Optional external services (feature-dependent):
- Azure Document Intelligence endpoint (for enhanced PDF extraction)
- OpenAI-compatible LLM endpoint (e.g., OpenRouter) for AI image descriptions

## Example Usage

### Install

```bash
pip install 'markitdown[all]'
```

### CLI: Convert a PDF to Markdown

```bash
markitdown document.pdf -o output.md
```

### Python: Convert multiple formats (PDF/XLSX/PPTX/DOCX) and save outputs

```python
from pathlib import Path
from markitdown import MarkItDown

md = MarkItDown()

files = [
    "document.pdf",
    "spreadsheet.xlsx",
    "presentation.pptx",
    "notes.docx",
]

for path in files:
    result = md.convert(path)
    out = Path(path).with_suffix(".md")
    out.write_text(result.text_content, encoding="utf-8")
    print(f"Converted {path} -> {out}")
```

### Python: Stream conversion (useful for large files)

```python
from markitdown import MarkItDown

md = MarkItDown()

with open("large_file.pdf", "rb") as f:
    result = md.convert_stream(f, file_extension=".pdf")

with open("large_file.md", "w", encoding="utf-8") as out:
    out.write(result.text_content)
```

### Python: AI-enhanced image/slide descriptions (OpenAI-compatible, e.g., OpenRouter)

```python
from markitdown import MarkItDown
from openai import OpenAI

client = OpenAI(
    api_key="YOUR_OPENROUTER_API_KEY",
    base_url="https://openrouter.ai/api/v1",
)

md = MarkItDown(
    llm_client=client,
    llm_model="anthropic/claude-opus-4.5",
    llm_prompt="Describe this image in detail for scientific documentation.",
)

result = md.convert("presentation.pptx")
print(result.text_content)
```

## Implementation Details

- **Conversion entry points**
  - `MarkItDown().convert(path)` converts a file by path/URL and returns an object whose primary payload is `result.text_content` (Markdown).
  - `MarkItDown().convert_stream(stream, file_extension=".pdf")` converts from a binary stream; use this for large files or when data is not on disk.

- **Format handling**
  - Format support is provided by optional extras (e.g., `pdf`, `docx`, `pptx`, `xlsx`, `audio-transcription`, `youtube-transcription`) or `all`.
  - ZIP inputs are typically processed by iterating through contained files and converting each supported entry.

- **OCR**
  - For images/scanned documents, OCR is enabled when OCR tooling is available (commonly Tesseract). Ensure the OS-level OCR binary is installed and accessible in `PATH`.

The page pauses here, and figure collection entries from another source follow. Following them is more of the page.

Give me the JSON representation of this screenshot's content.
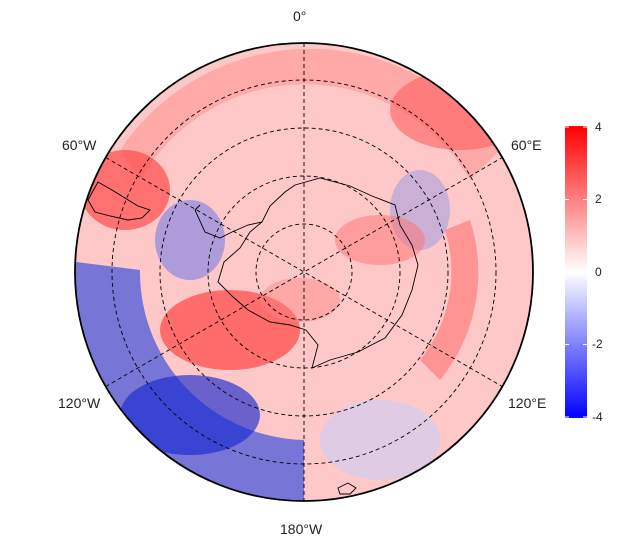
{
  "map": {
    "projection": "south-polar-stereographic",
    "grid_style": "dashed",
    "longitude_labels": [
      {
        "id": "lon-0",
        "text": "0°"
      },
      {
        "id": "lon-60e",
        "text": "60°E"
      },
      {
        "id": "lon-120e",
        "text": "120°E"
      },
      {
        "id": "lon-180w",
        "text": "180°W"
      },
      {
        "id": "lon-120w",
        "text": "120°W"
      },
      {
        "id": "lon-60w",
        "text": "60°W"
      }
    ],
    "field_summary": [
      {
        "region": "south-america-tip",
        "value": 3
      },
      {
        "region": "ross-sea-sector",
        "value": 3
      },
      {
        "region": "amundsen-pacific-ring",
        "value": -3.5
      },
      {
        "region": "weddell-sector",
        "value": -1.5
      },
      {
        "region": "indian-ocean-ring",
        "value": 1.5
      }
    ]
  },
  "colorbar": {
    "min": -4,
    "max": 4,
    "ticks": [
      "4",
      "2",
      "0",
      "-2",
      "-4"
    ],
    "colors": {
      "low": "#0000ff",
      "mid": "#ffffff",
      "high": "#ff0000"
    }
  }
}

- **AI image descriptions**
  - When `llm_client`, `llm_model`, and `llm_prompt` are provided, MarkItDown can request model-generated descriptions for images (including slide images), then inject those descriptions into the Markdown output.
  - Any OpenAI-compatible client can be used (e.g., OpenRouter) by setting `base_url` and `api_key`.

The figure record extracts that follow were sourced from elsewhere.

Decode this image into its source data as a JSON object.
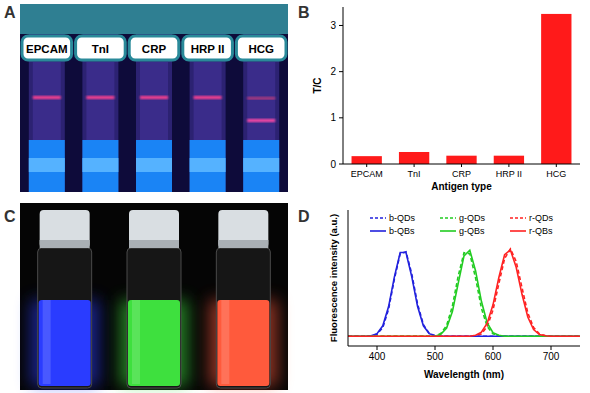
{
  "panel_labels": [
    "A",
    "B",
    "C",
    "D"
  ],
  "strip_labels": [
    "EPCAM",
    "TnI",
    "CRP",
    "HRP II",
    "HCG"
  ],
  "vials": {
    "colors": [
      "#2a3cff",
      "#3ee03e",
      "#ff5a3c"
    ]
  },
  "chart_data": [
    {
      "type": "bar",
      "categories": [
        "EPCAM",
        "TnI",
        "CRP",
        "HRP II",
        "HCG"
      ],
      "values": [
        0.17,
        0.26,
        0.18,
        0.18,
        3.25
      ],
      "color": "#ff1a1a",
      "ylim": [
        0,
        3.4
      ],
      "yticks": [
        0,
        1,
        2,
        3
      ],
      "x_label": "Antigen type",
      "y_label": "T/C",
      "grid": false
    },
    {
      "type": "line",
      "x": [
        350,
        360,
        370,
        380,
        390,
        400,
        410,
        420,
        430,
        440,
        450,
        460,
        470,
        480,
        490,
        500,
        510,
        520,
        530,
        540,
        550,
        560,
        570,
        580,
        590,
        600,
        610,
        620,
        630,
        640,
        650,
        660,
        670,
        680,
        690,
        700,
        710,
        720,
        730,
        740,
        750
      ],
      "series": [
        {
          "name": "b-QDs",
          "color": "#2222dd",
          "line_style": "dashed",
          "values": [
            0.1,
            0.1,
            0.1,
            0.1,
            0.105,
            0.12,
            0.19,
            0.38,
            0.69,
            0.95,
            0.97,
            0.74,
            0.43,
            0.22,
            0.13,
            0.105,
            0.1,
            0.1,
            0.1,
            0.1,
            0.1,
            0.1,
            0.1,
            0.1,
            0.1,
            0.1,
            0.1,
            0.1,
            0.1,
            0.1,
            0.1,
            0.1,
            0.1,
            0.1,
            0.1,
            0.1,
            0.1,
            0.1,
            0.1,
            0.1,
            0.1
          ]
        },
        {
          "name": "g-QDs",
          "color": "#22cc22",
          "line_style": "dashed",
          "values": [
            0.1,
            0.1,
            0.1,
            0.1,
            0.1,
            0.1,
            0.1,
            0.1,
            0.1,
            0.1,
            0.1,
            0.1,
            0.1,
            0.1,
            0.1,
            0.1,
            0.13,
            0.21,
            0.41,
            0.72,
            0.96,
            0.95,
            0.7,
            0.39,
            0.2,
            0.125,
            0.105,
            0.1,
            0.1,
            0.1,
            0.1,
            0.1,
            0.1,
            0.1,
            0.1,
            0.1,
            0.1,
            0.1,
            0.1,
            0.1,
            0.1
          ]
        },
        {
          "name": "r-QDs",
          "color": "#ff2222",
          "line_style": "dashed",
          "values": [
            0.1,
            0.1,
            0.1,
            0.1,
            0.1,
            0.1,
            0.1,
            0.1,
            0.1,
            0.1,
            0.1,
            0.1,
            0.1,
            0.1,
            0.1,
            0.1,
            0.1,
            0.1,
            0.1,
            0.1,
            0.1,
            0.1,
            0.105,
            0.125,
            0.2,
            0.37,
            0.64,
            0.9,
            1.0,
            0.87,
            0.6,
            0.34,
            0.19,
            0.125,
            0.107,
            0.1,
            0.1,
            0.1,
            0.1,
            0.1,
            0.1
          ]
        },
        {
          "name": "b-QBs",
          "color": "#2222dd",
          "line_style": "solid",
          "values": [
            0.1,
            0.1,
            0.1,
            0.1,
            0.105,
            0.127,
            0.208,
            0.406,
            0.712,
            0.962,
            0.962,
            0.712,
            0.406,
            0.208,
            0.127,
            0.105,
            0.1,
            0.1,
            0.1,
            0.1,
            0.1,
            0.1,
            0.1,
            0.1,
            0.1,
            0.1,
            0.1,
            0.1,
            0.1,
            0.1,
            0.1,
            0.1,
            0.1,
            0.1,
            0.1,
            0.1,
            0.1,
            0.1,
            0.1,
            0.1,
            0.1
          ]
        },
        {
          "name": "g-QBs",
          "color": "#22cc22",
          "line_style": "solid",
          "values": [
            0.1,
            0.1,
            0.1,
            0.1,
            0.1,
            0.1,
            0.1,
            0.1,
            0.1,
            0.1,
            0.1,
            0.1,
            0.1,
            0.1,
            0.1,
            0.1,
            0.12,
            0.185,
            0.354,
            0.645,
            0.928,
            0.986,
            0.773,
            0.46,
            0.238,
            0.137,
            0.11,
            0.1,
            0.1,
            0.1,
            0.1,
            0.1,
            0.1,
            0.1,
            0.1,
            0.1,
            0.1,
            0.1,
            0.1,
            0.1,
            0.1
          ]
        },
        {
          "name": "r-QBs",
          "color": "#ff2222",
          "line_style": "solid",
          "values": [
            0.1,
            0.1,
            0.1,
            0.1,
            0.1,
            0.1,
            0.1,
            0.1,
            0.1,
            0.1,
            0.1,
            0.1,
            0.1,
            0.1,
            0.1,
            0.1,
            0.1,
            0.1,
            0.1,
            0.1,
            0.1,
            0.1,
            0.11,
            0.142,
            0.235,
            0.424,
            0.703,
            0.94,
            0.989,
            0.811,
            0.532,
            0.298,
            0.169,
            0.118,
            0.105,
            0.1,
            0.1,
            0.1,
            0.1,
            0.1,
            0.1
          ]
        }
      ],
      "xlim": [
        350,
        750
      ],
      "xticks": [
        400,
        500,
        600,
        700
      ],
      "ylim": [
        0,
        1.4
      ],
      "yticks": [],
      "tick_labels": "x",
      "x_label": "Wavelength (nm)",
      "y_label": "Fluorescence intensity (a.u.)",
      "legend": "top",
      "grid": false
    }
  ]
}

- **Enhanced PDF extraction (Azure Document Intelligence)**
  - When configured with a Document Intelligence endpoint, PDF extraction can be improved for complex layouts (tables, multi-column text, scanned PDFs), producing more faithful Markdown structure.

- **Plugins**
  - Plugins can be listed and enabled from the CLI (e.g., `--list-plugins`, `--use-plugins`) to extend conversion behavior or add new format handlers.